Todos esses homens estão mortos ou aposentados. Hoje, é raro encontrar um bispo que publique livros que sejam mais do que uma mera coleção das suas homilias.
Além de Chaput, há também o cardeal Robert Sarah, em Roma, ex-prefeito da Congregação para o Culto Divino e a Disciplina dos Sacramentos. Ele escreveu vários livros nos últimos anos, e a obra que ele publicou sobre o sacerdócio no início de 2020 causou muita polêmica.
Existem outros autores conservadores nos EUA – entre clérigos e leigos – que continuam oferecendo sua visão combativa e belicosa do catolicismo. George Weigel, é claro, está entre os mais conhecidos.
A questão é por que, do outro lado do espectro católico, não há bispos que publiquem livros que ofereçam uma visão da Igreja e da sociedade diferente e alternativa à oferecida pelo arcebispo Chaput, pelo cardeal Sarah e pelo Sr. Weigel.
O fenômeno não é específico da Igreja nos EUA, aliás.
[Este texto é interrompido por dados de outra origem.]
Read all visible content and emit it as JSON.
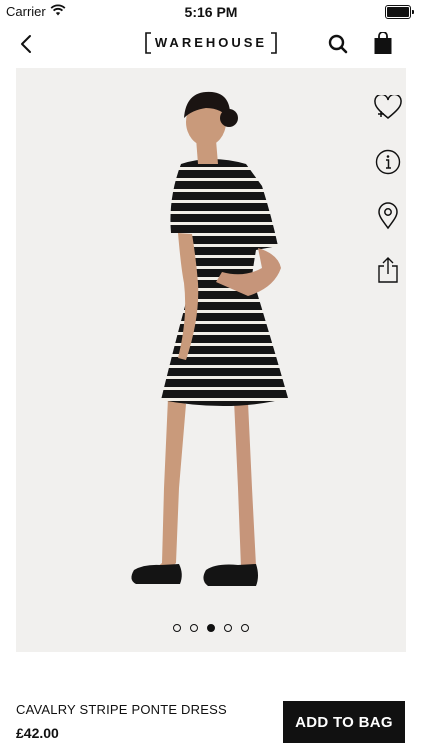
{
  "status_bar": {
    "carrier": "Carrier",
    "time": "5:16 PM",
    "battery_level": 1.0
  },
  "header": {
    "brand": "WAREHOUSE",
    "icons": [
      "back-icon",
      "search-icon",
      "bag-icon"
    ]
  },
  "gallery": {
    "side_actions": [
      "heart-plus-icon",
      "info-icon",
      "location-pin-icon",
      "share-icon"
    ],
    "page_count": 5,
    "active_page": 3
  },
  "product": {
    "name": "CAVALRY STRIPE PONTE DRESS",
    "price": "£42.00",
    "add_to_bag_label": "ADD TO BAG"
  },
  "colors": {
    "accent": "#111111",
    "image_background": "#f1f0ee"
  }
}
E há muitas razões possíveis para a sua existência.
A primeira diz respeito às mudanças no perfil intelectual dos bispos nomeados, que podem variar de um país para o outro.
Quase 40 anos atrás, os sociólogos Pierre Bourdieu e Monique de Saint Martin analisaram a situação dos bispos na França.
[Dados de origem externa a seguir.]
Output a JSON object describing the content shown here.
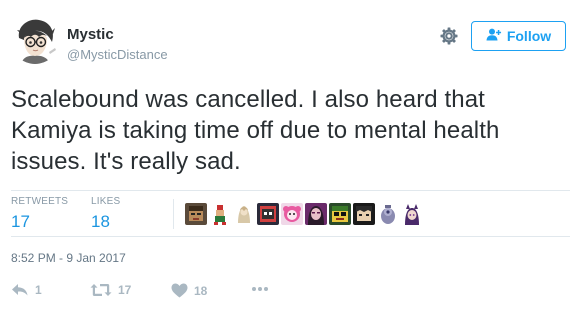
{
  "user": {
    "display_name": "Mystic",
    "handle": "@MysticDistance"
  },
  "follow_button": {
    "label": "Follow"
  },
  "tweet": {
    "text": "Scalebound was cancelled. I also heard that Kamiya is taking time off due to mental health issues. It's really sad."
  },
  "stats": {
    "retweets_label": "RETWEETS",
    "retweets_count": "17",
    "likes_label": "LIKES",
    "likes_count": "18"
  },
  "timestamp": "8:52 PM - 9 Jan 2017",
  "actions": {
    "reply_count": "1",
    "retweet_count": "17",
    "like_count": "18"
  },
  "icons": {
    "gear": "gear-icon",
    "follow": "add-user-icon",
    "reply": "reply-icon",
    "retweet": "retweet-icon",
    "like": "heart-icon",
    "more": "more-icon"
  },
  "colors": {
    "accent": "#1da1f2",
    "link": "#1b95e0",
    "muted": "#8899a6",
    "action": "#aab8c2",
    "text": "#292f33"
  }
}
Eles notaram que havia uma mudança na nomeação de bispos, que ia de “les héritiers” – a “aristocracia” intelectual católica – àqueles que faziam parte de “les oblats” – os “zelotes” e administradores.
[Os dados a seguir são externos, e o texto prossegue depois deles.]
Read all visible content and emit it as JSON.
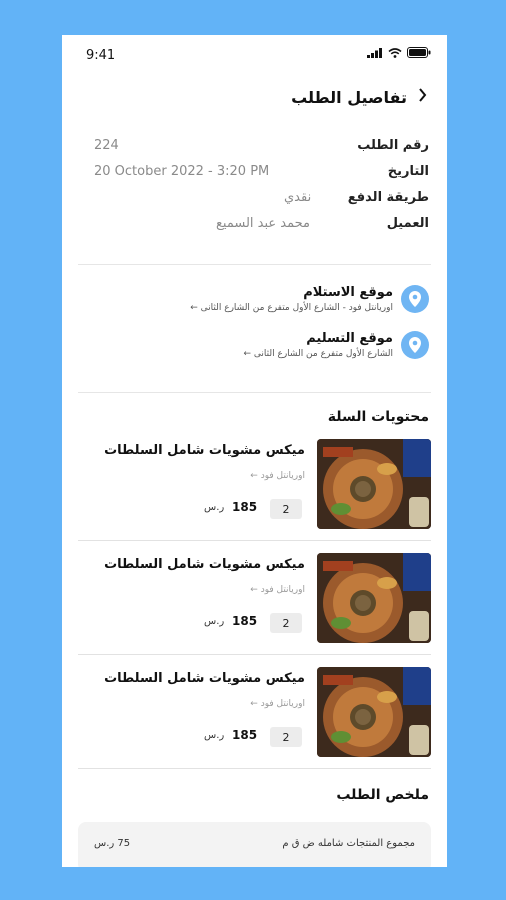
{
  "status": {
    "time": "9:41"
  },
  "header": {
    "title": "تفاصيل الطلب",
    "back_icon": "chevron-left-icon"
  },
  "order": {
    "rows": [
      {
        "label": "رقم الطلب",
        "value": "224"
      },
      {
        "label": "التاريخ",
        "value": "20 October 2022 - 3:20 PM"
      },
      {
        "label": "طريقة الدفع",
        "value": "نقدي"
      },
      {
        "label": "العميل",
        "value": "محمد عبد السميع"
      }
    ]
  },
  "locations": [
    {
      "title": "موقع الاستلام",
      "address": "اوريانتل فود - الشارع الأول متفرع من الشارع الثانى ←"
    },
    {
      "title": "موقع التسليم",
      "address": "الشارع الأول متفرع من الشارع الثانى ←"
    }
  ],
  "cart": {
    "title": "محتويات السلة",
    "items": [
      {
        "name": "ميكس مشويات شامل السلطات",
        "brand": "اوريانتل فود ←",
        "qty": "2",
        "price": "185",
        "currency": "ر.س"
      },
      {
        "name": "ميكس مشويات شامل السلطات",
        "brand": "اوريانتل فود ←",
        "qty": "2",
        "price": "185",
        "currency": "ر.س"
      },
      {
        "name": "ميكس مشويات شامل السلطات",
        "brand": "اوريانتل فود ←",
        "qty": "2",
        "price": "185",
        "currency": "ر.س"
      }
    ]
  },
  "summary": {
    "title": "ملخص الطلب",
    "label": "مجموع المنتجات شامله ض ق م",
    "value": "75 ر.س"
  },
  "colors": {
    "accent": "#6fb5f3",
    "background": "#62b3f7"
  }
}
Esse novo tipo de bispo francês era um homem cuja preocupação e identidade era preservar a Igreja institucional, já que lhe faltava uma profunda formação intelectual e não clerical.
Uma segunda razão para o fenômeno está ligada às mudanças massivas no trabalho real de um bispo (o escândalo dos abusos sexuais, a redução das estruturas da Igreja, o colapso no papel social do clero etc.), que não deixam tempo ou energia para escrever livros.
Essa mudança nas funções episcopais é uma das razões pelas quais cada vez mais os candidatos a bispos se recusam.
Uma terceira razão é que os bispos hoje estão sobrecarregados pela insanidade ideológica que infesta as suas Conferências Episcopais. Os EUA são um excelente exemplo disso.
A USCCB, nestes últimos anos, investiu a sua autoridade em diferentes questões de uma forma extremamente desproporcional.
Vejam-se, por exemplo, os julgamentos morais que a Conferência tantas vezes faz sobre a questão LGBTQ e as “questões pélvicas”, enquanto permanece totalmente silenciosa sobre a nova versão do racismo de Jim Crow que põe na mira o direito de voto dos estadunidenses (muitos deles, católicos) em certos Estados.
Uma quarta razão possível é que os bispos que são diferentes de Chaput não podem articular a sua visão da Igreja e do catolicismo.
É algo que pode ser visto também na academia católica, onde se tornou mais difícil, do ponto de vista liberal, defender um argumento efetivo sobre aquela que eu chamaria de “eclesiodiceia” – uma defesa razoável da existência da Igreja institucional e da possibilidade de reformá-la.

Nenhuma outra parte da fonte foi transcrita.